Other research supports their findings.

Information Gathering

According to a study in 2012, one in four British women has misdiagnosed themselves with a condition on the internet – a contemporary phenomenon which is leading to so called ‘cyberchondria’. It is reported that one in 20 searches on Google is health-related.

People are looking to be informed about their health but – without the right expertise – this is leading to further worry and mental distress. The NHS needs to ensure that it is providing people with not just the right information but also the education to go out and find reputable sources for that information.

One way that the NHS is changing in response to a patient’s expectation is by sharing resources on the web, directing patients to both the NHS Choice website and to other websites that have reliable information about their condition. This helps to answer questions that a patient may have about their health and can offer support services where needed from the third sector.

Facilitating Patient Choice

The NHS has been accused of being a little too prescriptive in its model of care, treating all patients as the same to get them treatment without taking into account their own personal circumstances. This goes against the patient-led model of care which is one that successive government have pressed for. Patient choice is seen as the key driver in how the NHS should look in the 21st century – allowing people to select their care based on the best possible treatment in the hospital or care centre of their choosing with the best specialists available.

To change the perception of the NHS as prescriptive, the NHS needs to look at how it delivers care to patients by engaging with them on what it is that they want. Where digital services have been trialled and implemented, they are already filling the gap between patients and their clinical teams in the NHS and helping to meet patient expectations.

Joined-Up Health Service

Patients don’t care whether the system for getting an appointment is an e-referral system or Choose and Book. They simply want to know that their needs are being considered and that they have the option to choose the best healthcare wherever possible, delivered in a way that suits them.
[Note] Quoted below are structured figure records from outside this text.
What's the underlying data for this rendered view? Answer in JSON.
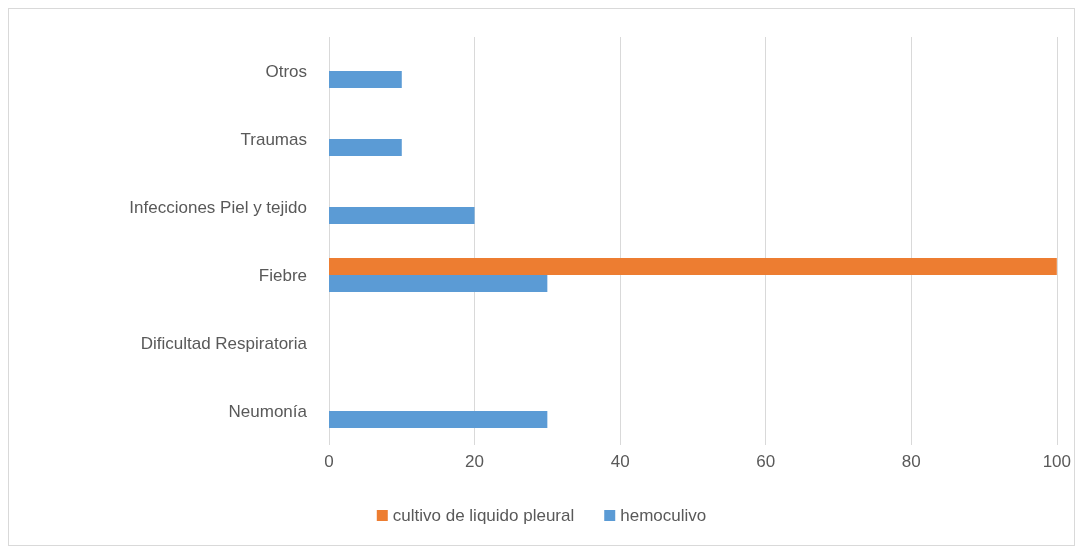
{
  "chart_data": {
    "type": "bar",
    "orientation": "horizontal",
    "categories": [
      "Otros",
      "Traumas",
      "Infecciones Piel y tejido",
      "Fiebre",
      "Dificultad Respiratoria",
      "Neumonía"
    ],
    "series": [
      {
        "name": "cultivo de liquido pleural",
        "color": "#ed7d31",
        "values": [
          null,
          null,
          null,
          100,
          null,
          null
        ]
      },
      {
        "name": "hemoculivo",
        "color": "#5b9bd5",
        "values": [
          10,
          10,
          20,
          30,
          null,
          30
        ]
      }
    ],
    "xlim": [
      0,
      100
    ],
    "xticks": [
      0,
      20,
      40,
      60,
      80,
      100
    ],
    "grid": "x",
    "legend": "bottom"
  }
}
The use of electronic patient records across the NHS has helped to create a more co-ordinated health service, where specialists can see extensive health records for a patient before they come to see them. This means that patient receive the best care, with patient advocates and care plans in place and available to be accessed digitally to ensure that everything is being done with the patient’s best interests in mind.

Healthcare at Home

Patients are calling for more services where they can access healthcare from the comfort of their own home. Jeremy Hunt has called for more CCGs and Trusts to offer Skype consultations for patients who cannot make the journey easily into hospital. For example, a patient who needs constant monitoring could take up a bed at the hospital where there is a greater risk of cross-infection caught from others; or they can stay at home and be monitored remotely, with appointments with specialists carried out over video conferencing services such as Skype.

Conclusion

Patients aren’t asking for anything out of the realm of the NHS’s ability to give. By using technology and digital services as part of the NHS, patients can expect better care through innovation, with services not costing the NHS as much money, taking up less of clinician’s time and helping to meet the expectations of the public. Patients simply want clear, concise information delivered to them in a way that they understand, in a time and place of their choosing.